Lexicon Valley

Taming of the Shrew: Maybe Not So Tame After All?

Taming of the Shrew.
Cassandra Dupler as Katherine in The Taming of the Shrew. Performed in Centerport, New York, by the Arena Players Repertory Theater in 2013.

Cassandra Dupler

This post originally appeared on Strong Language, a sweary blog about swearing.

“ … She did call me rascal, fiddler, / And twangling jack, with twenty such vile terms,” a beaten-up Hortensio cries after a rough music lesson with the titular “shrew,” Katherine, in Shakespeare’s The Taming of the Shrew (2.1.155-6). To the delight of Strong Language readers, the comedy gives us much more than 20 vile terms. And I think they still have a lot of vim and vigor today.

I reread the play recently for part of a project I’m calling Shakespeare Confidential. During my reading, I tracked instances of strong language. With its rogues and villains,wenches and wildcats knaves and nits, and asses and swains, The Taming of the Shrew kept my pen busy. No pun intended.

To be clear, the characters’ disguises and dissembling throughout the comedy raise important questions about gender and social identity that are incredibly relevant in 2016. (Click here for a synopsis of the play.) The Bard’s own strong language adds to the complexity of these themes, of course. For instance, Gremio, an older suitor of Bianca, calls Katherine a “fiend of hell” (1.1.88) and bids her go to the “devil’s dam” (1.1.105). Men of the play certainly face some strong language, but none are quite demonized, by my reckoning.

We can and should debate whether The Taming of the Shrew reinforces or challenges traditional power hierarchies, including how Shakespeare uses language to do so. But here, I want to honor this enduring comedy by celebrating some great moments in its strong language. I know, there’s no shit or fuck, but this shit’s fucking good.

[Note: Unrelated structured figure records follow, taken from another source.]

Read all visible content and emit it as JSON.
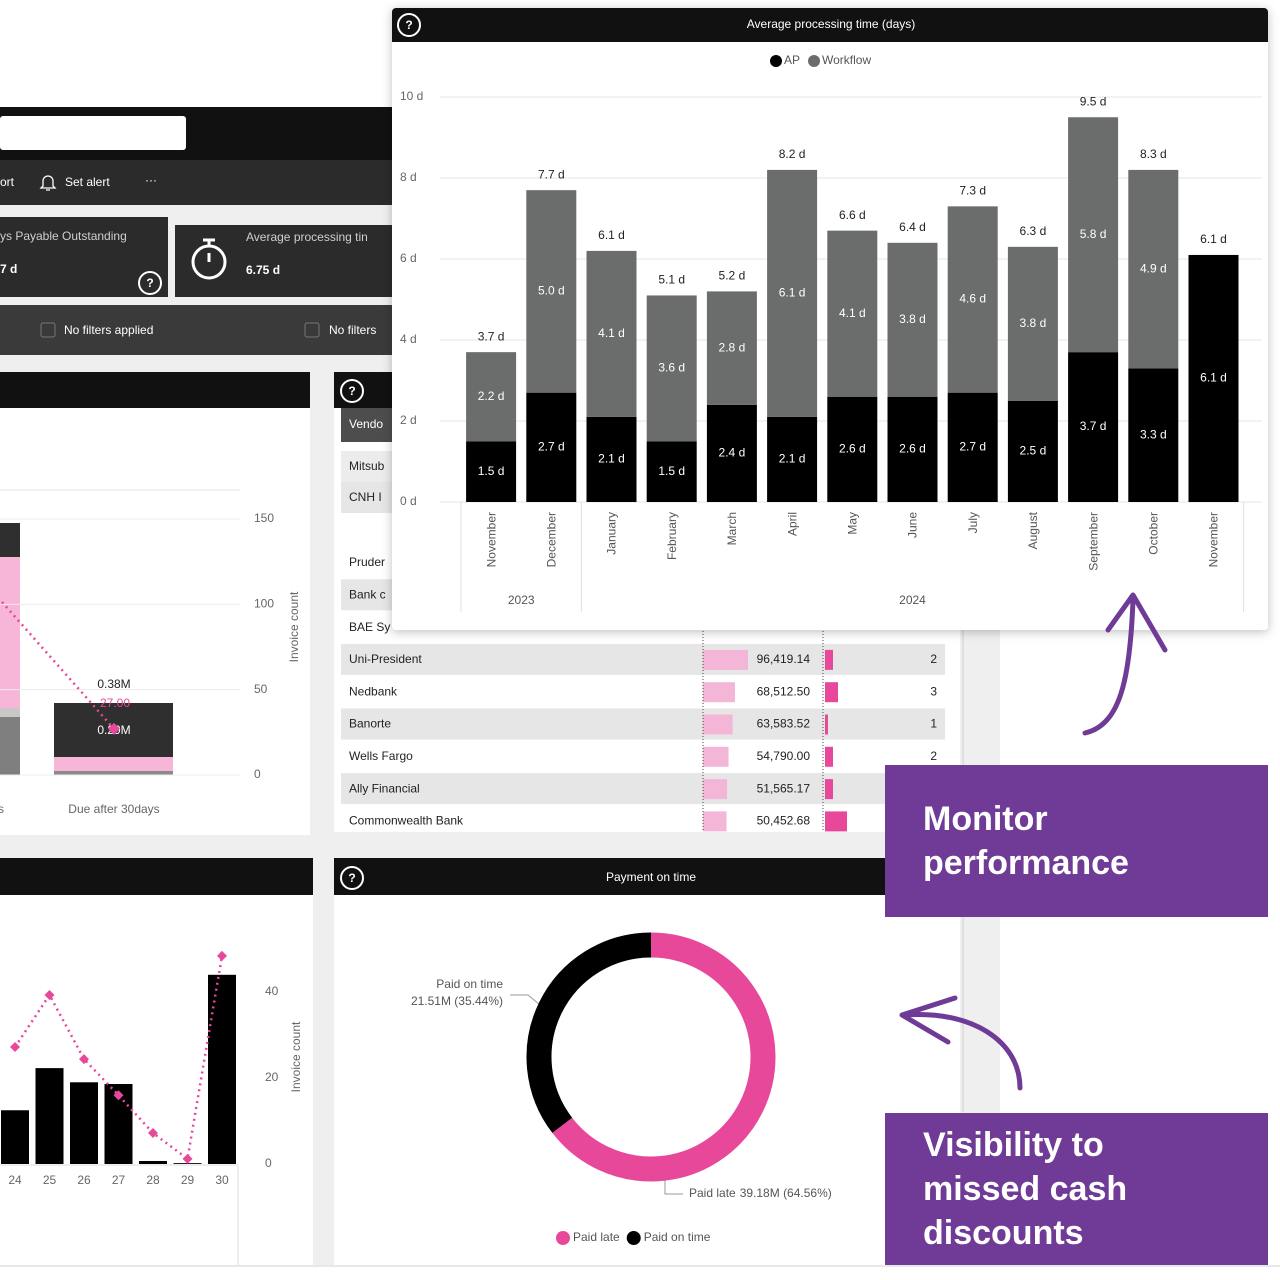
{
  "toolbar": {
    "items": [
      "ort",
      "Set alert",
      "···"
    ]
  },
  "kpis": [
    {
      "label": "ys Payable Outstanding",
      "value": "7 d"
    },
    {
      "label": "Average processing tin",
      "value": "6.75 d"
    }
  ],
  "filters": [
    "No filters applied",
    "No filters"
  ],
  "table": {
    "header": "Vendo",
    "rows": [
      [
        "Mitsub"
      ],
      [
        "CNH I"
      ],
      [
        "Pruder"
      ],
      [
        "Bank c"
      ],
      [
        "BAE Sy"
      ],
      [
        "Uni-President",
        {
          "value": 96419.14,
          "label": "96,419.14"
        },
        2
      ],
      [
        "Nedbank",
        {
          "value": 68512.5,
          "label": "68,512.50"
        },
        3
      ],
      [
        "Banorte",
        {
          "value": 63583.52,
          "label": "63,583.52"
        },
        1
      ],
      [
        "Wells Fargo",
        {
          "value": 54790.0,
          "label": "54,790.00"
        },
        2
      ],
      [
        "Ally Financial",
        {
          "value": 51565.17,
          "label": "51,565.17"
        }
      ],
      [
        "Commonwealth Bank",
        {
          "value": 50452.68,
          "label": "50,452.68"
        }
      ]
    ]
  },
  "callouts": [
    "Monitor performance",
    "Visibility to missed cash discounts"
  ],
  "chart_data": [
    {
      "type": "bar",
      "stacked": true,
      "title": "Average processing time (days)",
      "categories": [
        "November",
        "December",
        "January",
        "February",
        "March",
        "April",
        "May",
        "June",
        "July",
        "August",
        "September",
        "October",
        "November"
      ],
      "groups": [
        {
          "label": "2023",
          "count": 2
        },
        {
          "label": "2024",
          "count": 11
        }
      ],
      "series": [
        {
          "name": "AP",
          "color": "#000000",
          "values": [
            1.5,
            2.7,
            2.1,
            1.5,
            2.4,
            2.1,
            2.6,
            2.6,
            2.7,
            2.5,
            3.7,
            3.3,
            6.1
          ],
          "value_labels": [
            "1.5 d",
            "2.7 d",
            "2.1 d",
            "1.5 d",
            "2.4 d",
            "2.1 d",
            "2.6 d",
            "2.6 d",
            "2.7 d",
            "2.5 d",
            "3.7 d",
            "3.3 d",
            "6.1 d"
          ]
        },
        {
          "name": "Workflow",
          "color": "#6b6c6c",
          "values": [
            2.2,
            5.0,
            4.1,
            3.6,
            2.8,
            6.1,
            4.1,
            3.8,
            4.6,
            3.8,
            5.8,
            4.9,
            null
          ],
          "value_labels": [
            "2.2 d",
            "5.0 d",
            "4.1 d",
            "3.6 d",
            "2.8 d",
            "6.1 d",
            "4.1 d",
            "3.8 d",
            "4.6 d",
            "3.8 d",
            "5.8 d",
            "4.9 d",
            null
          ]
        }
      ],
      "total_labels": [
        "3.7 d",
        "7.7 d",
        "6.1 d",
        "5.1 d",
        "5.2 d",
        "8.2 d",
        "6.6 d",
        "6.4 d",
        "7.3 d",
        "6.3 d",
        "9.5 d",
        "8.3 d",
        "6.1 d"
      ],
      "ylim": [
        0,
        10
      ],
      "yticks": [
        {
          "value": 0,
          "label": "0 d"
        },
        {
          "value": 2,
          "label": "2 d"
        },
        {
          "value": 4,
          "label": "4 d"
        },
        {
          "value": 6,
          "label": "6 d"
        },
        {
          "value": 8,
          "label": "8 d"
        },
        {
          "value": 10,
          "label": "10 d"
        }
      ],
      "grid": true
    },
    {
      "type": "pie",
      "donut": true,
      "title": "Payment on time",
      "categories": [
        "Paid late",
        "Paid on time"
      ],
      "values": [
        64.56,
        35.44
      ],
      "value_labels": [
        "39.18M (64.56%)",
        "21.51M (35.44%)"
      ],
      "colors": [
        "#e8489a",
        "#000000"
      ]
    },
    {
      "type": "bar",
      "categories": [
        "ys",
        "Due after 30days"
      ],
      "y2label": "Invoice count",
      "y2lim": [
        0,
        167
      ],
      "y2ticks": [
        0,
        50,
        100,
        150
      ],
      "series": [
        {
          "axis": "y2",
          "color": "#e8489a",
          "values": [
            104,
            27
          ],
          "value_labels": [
            null,
            "27.00"
          ]
        }
      ],
      "bar_labels": [
        "0.38M",
        "0.29M"
      ],
      "grid": true
    },
    {
      "type": "bar",
      "categories": [
        "24",
        "25",
        "26",
        "27",
        "28",
        "29",
        "30"
      ],
      "ylabel": "Invoice count",
      "ylim": [
        0,
        50
      ],
      "yticks": [
        0,
        20,
        40
      ],
      "series": [
        {
          "color": "#000000",
          "values": [
            12.5,
            22.3,
            19,
            18.6,
            0.7,
            0.2,
            44
          ]
        },
        {
          "mark": "line",
          "color": "#e8489a",
          "values": [
            27.2,
            39.3,
            24.4,
            16,
            7.2,
            1.2,
            48.4
          ]
        }
      ]
    }
  ]
}
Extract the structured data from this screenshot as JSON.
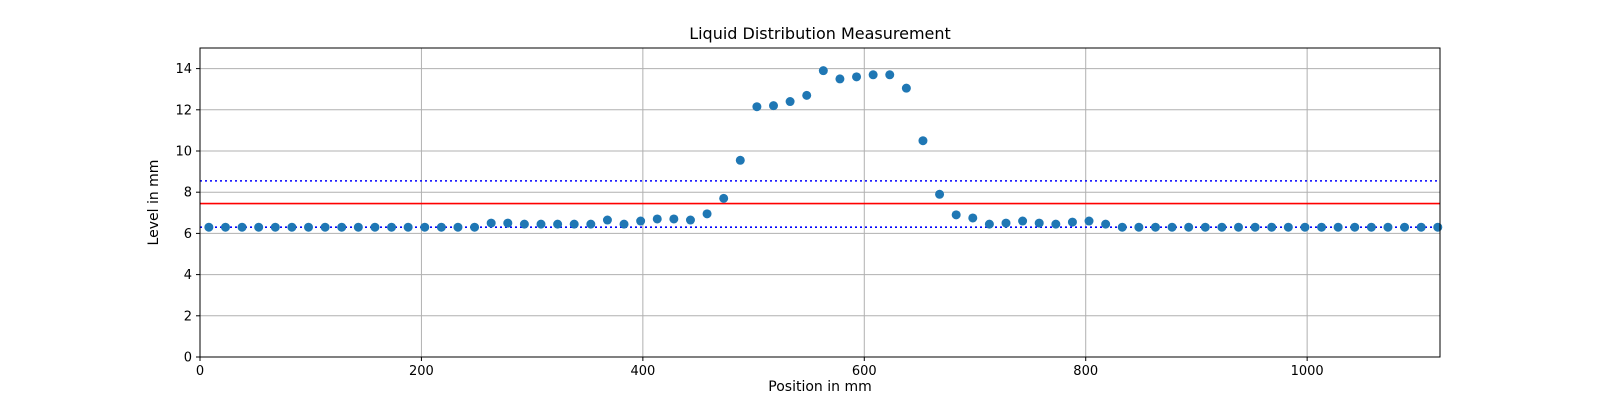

When Katherine and Petruccio first meet, they engage in a repartee delightfully dense with sexual puns (2.1.207-15):

Petruccio: Come, come, you wasp, i’fath you are too angry.
Katherine: If I be waspish, best beware my sting.
Petruccio: My remedy is then to pluck it out.
Katherine: Ay, if the fool could find it where it lies.
Petruccio: Who knows not where a wasp does wear his sting? In his tail.
Katherine: In his tongue.
Petruccio: Whose tongue?
Katherine: Yours, if you talk of tales, and so farewell,.
Petruccio: What, with my tongue in your tail? Nay, come again, Good Kate, I am a gentleman.
Katherine: That I’ll try.

Sting, tail? Eh, eh? This war of wits displays a level of linguistic creativity matched only by the wordplay I used to hear when I taught in public schools. Shakespeare doesn’t even explicitly use any taboo words for genitals (whether mild like penis or strong like cunt), but this scene is pure genius in my book.

(A quick aside: The Taming of the Shrew is dated to at least 1592, while the slang sense of come for “orgasm” is attested by 1650, as Iva Cheung discussed. Perhaps the modern reader gets to add to the sexual tension?)

But for all Kate’s supposed shrewishness, it’s Petruccio who really throws some shade. To tame Katherine, for a refresher, Petruccio “kills her in her own humour” (4.1.161) and “kills [her] with kindness” (4.1.189). For example, immediately following their nuptials, he deprives Katherine of food, laying into his servants for dishing up food he pretends is not good enough for her—all as a way to make an example of her nasty temper. That’s pretty fucked up, but it does leave us with some truly memorable vituperations (and these in the first scene of Act 4 alone):

  • “You logger-headed and unpolished grooms” (4.1.106)
  • “You peasant swain, you whoreson, malthorse drudge” (4.1.110)
  • “A whoreson, beetle-headed, flap-eared knave” (4.1.138)
  • “You heedless jolt-heads and unmannered slaves” (4.1.147)

I could gloss some of these expressions, but I think the meaning comes across loud and clear 400 years after Bill kicked the bucket. (OK, “logger-headed,” “beetle-headed,” and “jolt-head,” as you might have guessed, are all calling the servants stupid, in essence. A “swain” was a farm worker and a “whoreson” a bastard. A “malthorse,” a lug of a horse, ground up malt.)

Of course, we’re no strangers to such splenetic strings today, especially the more callow or creative cursers among us, you no-good, two-timing, rat-titted, cunt-faced bastards, you. These strings can be playful. They can pack extra punch. They can even push the envelope. And if Shakespeare did it, well then …

So, if you’re looking for some choice words, take a page from Petruccio’s playbook: Add some color, er, choler. Just avoid this whole “taming” and “shrew” business.

Thanks, as always, to Stan Carey for “Great Moments in Swearing,” as well as to Heather Froehlich, whose has analyzed Shakespeare’s language, especially the strong stuff, with respect to gender.